You should consider each section to be a “Visual representation” of a SQL table.
So, you would put a “form” section as the first section on a page e.g. “products”.
Then underneath that you create a “Grid” section for “Suppliers”.
You “relate” the “products” section to the “Suppliers” using the relationship builder. Lianja will make a “best guess” of the primary key in products and the foreign key in suppliers. You can change this by double clicking on the section header (or click the “cog” icon) and change the foreign key expression.
Now when you navigate data using the “navigation bar” the “products” will change and this will cascade through all related sections; in this case all “Suppliers” that can supply that product will be displayed in the “suppliers” grid.
You can then release another table from “suppliers” so that when you click on a row in the “suppliers” grid it will automatically relate the sections that have the “suppliers” section as their parent.
So, in summary, think of sections as visual representations of SQL tables and relate then accordingly.
Lianja is an Apps platform. An application is built out of smaller Apps that are grouped together by functional category. These appear in the Lianja App Center.
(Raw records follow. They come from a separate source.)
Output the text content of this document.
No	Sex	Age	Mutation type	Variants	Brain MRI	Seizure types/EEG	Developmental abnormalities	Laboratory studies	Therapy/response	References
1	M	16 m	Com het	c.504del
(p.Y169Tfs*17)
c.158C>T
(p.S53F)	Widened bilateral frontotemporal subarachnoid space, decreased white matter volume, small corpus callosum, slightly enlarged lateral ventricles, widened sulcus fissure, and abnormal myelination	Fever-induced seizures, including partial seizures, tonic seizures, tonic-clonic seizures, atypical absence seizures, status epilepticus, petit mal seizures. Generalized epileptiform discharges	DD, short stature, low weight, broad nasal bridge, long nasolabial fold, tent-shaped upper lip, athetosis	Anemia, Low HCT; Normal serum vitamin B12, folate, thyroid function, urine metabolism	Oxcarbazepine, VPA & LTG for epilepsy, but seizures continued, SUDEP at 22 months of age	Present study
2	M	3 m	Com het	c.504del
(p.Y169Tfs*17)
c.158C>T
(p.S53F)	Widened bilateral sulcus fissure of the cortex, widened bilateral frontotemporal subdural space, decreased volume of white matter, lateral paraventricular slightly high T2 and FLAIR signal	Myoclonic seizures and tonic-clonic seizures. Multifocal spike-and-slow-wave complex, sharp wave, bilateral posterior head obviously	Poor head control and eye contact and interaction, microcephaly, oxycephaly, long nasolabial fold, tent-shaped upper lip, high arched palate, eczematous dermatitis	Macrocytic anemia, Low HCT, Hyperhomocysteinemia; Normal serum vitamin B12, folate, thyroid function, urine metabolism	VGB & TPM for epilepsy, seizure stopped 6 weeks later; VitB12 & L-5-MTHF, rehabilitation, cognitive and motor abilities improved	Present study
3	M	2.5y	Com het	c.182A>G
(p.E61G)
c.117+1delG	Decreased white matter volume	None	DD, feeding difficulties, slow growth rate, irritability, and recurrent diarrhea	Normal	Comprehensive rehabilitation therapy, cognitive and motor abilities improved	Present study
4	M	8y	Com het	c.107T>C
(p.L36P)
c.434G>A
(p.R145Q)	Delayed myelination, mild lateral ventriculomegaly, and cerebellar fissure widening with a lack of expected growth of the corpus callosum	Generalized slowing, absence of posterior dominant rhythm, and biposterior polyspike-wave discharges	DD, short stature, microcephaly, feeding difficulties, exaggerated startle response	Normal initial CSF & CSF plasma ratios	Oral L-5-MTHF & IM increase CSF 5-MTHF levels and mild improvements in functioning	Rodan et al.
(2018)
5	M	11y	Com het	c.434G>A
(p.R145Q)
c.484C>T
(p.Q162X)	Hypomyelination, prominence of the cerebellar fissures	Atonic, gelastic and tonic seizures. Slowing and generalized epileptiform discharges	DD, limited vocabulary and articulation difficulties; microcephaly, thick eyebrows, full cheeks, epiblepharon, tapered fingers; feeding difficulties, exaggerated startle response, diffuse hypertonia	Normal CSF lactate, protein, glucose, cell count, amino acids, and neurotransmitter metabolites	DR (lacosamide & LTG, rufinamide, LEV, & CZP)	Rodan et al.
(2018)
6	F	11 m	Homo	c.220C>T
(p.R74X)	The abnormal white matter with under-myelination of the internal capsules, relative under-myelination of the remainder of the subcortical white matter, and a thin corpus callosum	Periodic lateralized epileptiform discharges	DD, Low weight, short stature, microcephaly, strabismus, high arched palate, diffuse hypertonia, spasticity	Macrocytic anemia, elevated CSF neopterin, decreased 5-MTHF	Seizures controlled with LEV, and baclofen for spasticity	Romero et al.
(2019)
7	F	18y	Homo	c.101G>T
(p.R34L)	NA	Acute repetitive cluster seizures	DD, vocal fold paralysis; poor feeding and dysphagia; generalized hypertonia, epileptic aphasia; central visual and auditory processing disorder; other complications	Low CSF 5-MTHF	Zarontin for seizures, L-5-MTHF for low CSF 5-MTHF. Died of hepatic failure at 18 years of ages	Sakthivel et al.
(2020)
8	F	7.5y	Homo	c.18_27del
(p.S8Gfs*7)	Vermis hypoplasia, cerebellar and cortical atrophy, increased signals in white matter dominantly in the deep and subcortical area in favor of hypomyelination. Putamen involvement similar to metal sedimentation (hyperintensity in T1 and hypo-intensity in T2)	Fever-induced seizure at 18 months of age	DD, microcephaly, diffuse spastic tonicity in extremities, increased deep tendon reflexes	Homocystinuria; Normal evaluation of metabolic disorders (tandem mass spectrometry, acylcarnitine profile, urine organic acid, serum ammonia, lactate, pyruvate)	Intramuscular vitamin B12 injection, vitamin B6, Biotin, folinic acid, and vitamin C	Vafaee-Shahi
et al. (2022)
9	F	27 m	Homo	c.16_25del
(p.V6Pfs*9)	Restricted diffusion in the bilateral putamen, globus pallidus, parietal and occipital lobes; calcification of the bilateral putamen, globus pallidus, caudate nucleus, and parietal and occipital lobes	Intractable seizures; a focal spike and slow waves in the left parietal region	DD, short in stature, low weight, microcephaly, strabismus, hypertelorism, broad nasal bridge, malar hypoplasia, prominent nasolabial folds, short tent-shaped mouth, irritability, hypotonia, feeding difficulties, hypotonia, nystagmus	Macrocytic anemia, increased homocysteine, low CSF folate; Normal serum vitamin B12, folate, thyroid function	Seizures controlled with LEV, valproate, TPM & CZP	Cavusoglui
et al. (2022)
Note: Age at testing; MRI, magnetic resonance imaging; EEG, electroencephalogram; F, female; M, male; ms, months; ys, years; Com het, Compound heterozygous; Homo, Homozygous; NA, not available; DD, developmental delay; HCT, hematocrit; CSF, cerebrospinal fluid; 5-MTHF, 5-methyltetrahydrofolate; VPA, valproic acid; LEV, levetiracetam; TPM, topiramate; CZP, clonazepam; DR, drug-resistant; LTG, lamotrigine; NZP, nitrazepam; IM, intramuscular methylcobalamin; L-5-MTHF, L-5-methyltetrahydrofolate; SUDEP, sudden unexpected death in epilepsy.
Apps are built out of pages which in turn are built out of sections. Standard built-in sections are those that are in the “Sections” menu of the “Form Tools Bar”. I would have thought that obvious. This is how Lianja achieves device independence. You build Apps using a high level of abstraction which is mentioned all over the website and forums… Lianja Apps are built out of pages, pages are built out of sections. There are a wide range of built-in sections including form, grid, calendar, report, canvas, tabview, imagestrip etc….. It’s all about a “high level of abstraction” not wasting time with pixel positioning of each UI control.
To build an Application, break it down into smaller discrete Apps and group them together into categories.
Think about how you want the UI to look like, create a page, add sections and relate them together. In other words prototype the whole of your App visually then go back and add specific business logic such as validation, input masks etc.
You use delegates to respond to various actions that occur (Read the blog entry about ART). Delegates can be coded as functions or be inline if they perform simple LOM manipulation (Read the article about the Lianja Object Model). Delegates are a scripting language independent methodology.
Desktop, Web, Tablet and phone Apps are laid out differently based on their UI personality. In other words certain sections can be excluded based on the device. This is all explained in the “resources” menu on the main website.
Tablet and Phone Apps will be able to be built as native apps in v3 as detailed in the roadmap.
if you want to build an an App that will run in desktop, web and mobile “Best practices” dictate you don’t use desktop bound logic nor would you write your delegates in VFP with fat client data manipulation commands; USE, APPEND, REPLACE, SCAN, DELETE etc. Web Apps have a client server architecture. You have to design for it. That’s what the Lianja architecture provides you with; A high level of abstraction with pages and built-in sections with various means of navigating between pages of a SPA (Single Page Application).
The whole concept of sections is that they can be looked upon as being a table in relational database terminology. You then relate the sections together just as you would join tables in SQL.
if your existing VFP application has been written with a clear separation between the UI and the business logic then you can call your business procedures from the client.
If I am developing on my windows box and I run ‘web’, I assume this is also using the cloud-server as you mentioned (just a local version)?
Do you mean “Web App View”?
That is running against your development environment.
Clicking “Preview” deploys that app and fires up your default browser running against the cloud server which is installed when you install APaaS Developer.
The cloud server running on your development machine can be used to run web apps from other machines on your LAN or external if you have a fixed IP address or use something like dyndns.org
underlying UI control contained within the formitem has it’s properties exposed. The textbox is only one of them, there is also checkbox etc.
a formitem is what you reference from the LOM.
a formitem is a field or gadget.
it is a container that has a caption and a data element.
Fields are “formitem” which consist of fields and gadgets.